Levanto los hombros y ayudo al chofer y al paramédico a colocarlo en la camilla y subirlo. Ya arriba los cuatro, baja el conductor, cierra la puerta y en segundos avanza hacia el hospital. Alcanzo a ver lloriquear al anciano, arrodillado.

Un fuerte estertor nos indica vida en el paciente. El profesional le toma la temperatura, lo ausculta y le coloca un respirador con oxígeno. Yo, piadoso, sostengo una mano para que el herido se sintiera acompañado, pero recibo de él un apretón mecánico e inesperado por tanto dolor. Por fin logro soltarlo. El doctor grita al verle entre las costillas, una herida abierta, pero… ¡no sangra! Su mirada me interroga. Le respondo mudo y pálido al negar con la cabeza. Golpeamos la ventanilla para que quien maneja pare y bajarnos. Quedamos sin respiración al comprobar que la ambulancia es conducida por la mujer que acompañaba al caído. Queremos abrir la puerta: imposible. La velocidad del móvil aumenta.

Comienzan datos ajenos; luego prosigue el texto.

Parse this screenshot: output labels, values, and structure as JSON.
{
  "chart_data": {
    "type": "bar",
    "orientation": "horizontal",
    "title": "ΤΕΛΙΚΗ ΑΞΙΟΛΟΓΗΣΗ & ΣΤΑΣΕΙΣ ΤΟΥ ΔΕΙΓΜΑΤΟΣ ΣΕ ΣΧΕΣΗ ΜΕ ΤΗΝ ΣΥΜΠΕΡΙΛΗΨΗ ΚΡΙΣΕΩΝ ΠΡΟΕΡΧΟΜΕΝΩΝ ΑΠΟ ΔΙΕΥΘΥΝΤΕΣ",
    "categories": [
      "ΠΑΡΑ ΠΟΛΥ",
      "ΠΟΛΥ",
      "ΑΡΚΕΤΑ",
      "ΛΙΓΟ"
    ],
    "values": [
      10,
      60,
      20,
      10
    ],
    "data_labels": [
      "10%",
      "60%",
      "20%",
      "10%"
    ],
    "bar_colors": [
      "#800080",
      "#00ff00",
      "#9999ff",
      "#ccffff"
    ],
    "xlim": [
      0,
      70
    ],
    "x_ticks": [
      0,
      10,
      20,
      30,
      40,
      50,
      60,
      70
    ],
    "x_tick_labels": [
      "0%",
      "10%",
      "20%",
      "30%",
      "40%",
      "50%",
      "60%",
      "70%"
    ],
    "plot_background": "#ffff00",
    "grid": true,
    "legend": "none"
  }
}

De pronto se detiene frente al hospital. Dos enfermeros corren, sacan la camilla y entran a guardia. Busco a la choferesa: no está. El doctor corre atrás del atropellado. Quedo impaciente y desconcertado. Minutos después entro a mi área de trabajo, saludo a mis compañeros y antes de que pudiera contarles mi aventura, escuchamos corridas y bullicios en los pasillos. Veo acercarse al doctor, quien me dice:

—La policía lo busca a usted. Lo quieren como testigo.

—Yo no vi nada.

—Eso les dije. Parece que los convencí, pues me dijeron que igual lo esperan en la comisaría, que vaya cuando pueda… ¡Puro protocolo!

— Sí, tal vez vaya.

Termino de responderle cuando dos enfermeros corren hacia nosotros y nos piden que los acompañemos, que el paciente atropellado está transformándose; que una linda chica lo abraza…

Llegamos a la habitación y vemos a la que huyó, la que manejó la ambulancia está acostada sobre él, abrazada con tal fuerza que se van fusionando como si quisieran ser uno. En minutos lo logran al perder identidad dual. Nos miramos entre los presentes. Alguien grita «¡saquemos una foto!». Pero ya es tarde pues el cuerpo de ambos hecho uno, comienza a reducirse, hay leves destellos y un suave vibrar los ayuda a transparentarse y desaparecer.

En la cama solo quedan cuatro ojos de vidrio y dos motorcitos calientes con forma de corazón humano.